VIDÉO. "Gilets jaunes" : la DGSI enquête-t-elle sur François Ruffin ?
François Ruffin, le 3 décembre 2018, arrive à l'Assemblée nationale.

, publié le lundi 10 décembre 2018 à 19h00

Dans une vidéo postée samedi sur Facebook, le député La France insoumise de la Somme assure que la direction générale de sécurité intérieure (DGSI) "mont(e) un dossier sur (lui) pour sédition". Une source judiciaire citée par Le Monde assure toutefois qu'aucune enquête n'est en cours.

Dans une vidéo postée samedi 8 décembre sur Facebook, en plein "acte IV" de la mobilisation des "gilets jaunes", François Ruffin assure que la direction générale de sécurité intérieure (DGSI) enquête sur lui dans le contexte d'un soutien appuyé à ces hommes et femmes qui protestent contre la baisse de leur pouvoir d'achat.





Le député La France insoumise se filme dans sa voiture, avant un tour de France à la rencontre des manifestants bloquant des ronds-point. "On assiste à un resserrement autoritaire de la caste. C'est la démocratie contre l'oligarchie, c'est parti", déplore-t-il. "On vient d'apprendre hier soir que la DGSI montait un dossier contre moi, ou sur moi plus exactement, pour sédition, comme quoi je mènerais de manière clandestine un complot contre l'État", explique-t-il, avant d'ironiser : "Quand je vais pisser, je fais un live Facebook. Alors, ce n'est franchement pas la peine de me mettre sur écoute ! C'est du gaspillage d'argent public !"

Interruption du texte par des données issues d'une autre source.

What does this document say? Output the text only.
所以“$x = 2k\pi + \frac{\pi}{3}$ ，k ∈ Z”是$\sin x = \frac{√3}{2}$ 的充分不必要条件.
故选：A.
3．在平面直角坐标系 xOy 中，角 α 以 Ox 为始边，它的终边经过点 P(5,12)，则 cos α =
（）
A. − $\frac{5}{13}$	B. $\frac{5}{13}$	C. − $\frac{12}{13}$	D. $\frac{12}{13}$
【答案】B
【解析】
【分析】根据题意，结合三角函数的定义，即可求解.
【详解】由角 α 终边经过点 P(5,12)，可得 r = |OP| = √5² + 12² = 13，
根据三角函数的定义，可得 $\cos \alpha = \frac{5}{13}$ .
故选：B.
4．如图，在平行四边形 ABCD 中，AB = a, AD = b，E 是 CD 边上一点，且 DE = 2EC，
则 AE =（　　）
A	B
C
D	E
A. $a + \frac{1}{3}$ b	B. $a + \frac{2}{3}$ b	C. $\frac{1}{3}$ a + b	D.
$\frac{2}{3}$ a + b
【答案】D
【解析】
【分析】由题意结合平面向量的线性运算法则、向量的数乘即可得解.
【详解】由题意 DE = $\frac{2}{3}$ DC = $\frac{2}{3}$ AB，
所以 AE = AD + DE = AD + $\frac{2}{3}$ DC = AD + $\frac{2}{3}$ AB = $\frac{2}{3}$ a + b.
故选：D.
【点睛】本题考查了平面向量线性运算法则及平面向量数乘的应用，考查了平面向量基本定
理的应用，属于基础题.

La justice dément, Ruffin persiste et signe

Une source judiciaire citée par Le Monde assure toutefois qu'aucune enquête visant François Ruffin n'est en cours. Le quotidien assure par ailleurs qu'aucune enquête administrative n'est menée par la DGSI.

Interrogé par le journal, l'élu de la Somme persiste et signe. "Des contacts au sein des services de sécurité ont indiqué qu'un dossier était ouvert à mon nom, que j'étais surveillé pour 'sédition'. Ils ont fourni des informations assez précises qui témoignaient qu'ils avaient bien accès à mes échanges, téléphoniques notamment", assure-t-il.

Le parlementaire poursuit : "Les copains voulaient réagir en mode parano : éloigner les portables, enlever les batteries, se méfier, etc. Je m'y suis refusé. Je ne sais pas faire. Je ne veux pas faire dans la semi-clandestinité. Tout mon travail est public, par choix : engager le peuple à l'action (dans la rue ou dans les urnes), et non mener une activité groupusculaire. Aussi, logiquement, j'ai rendu cela public : tout comme la lumière éloigne les vampires, le ridicule devrait faire fuir les 'barbouzes'. Mais tout cela m'amuse plutôt."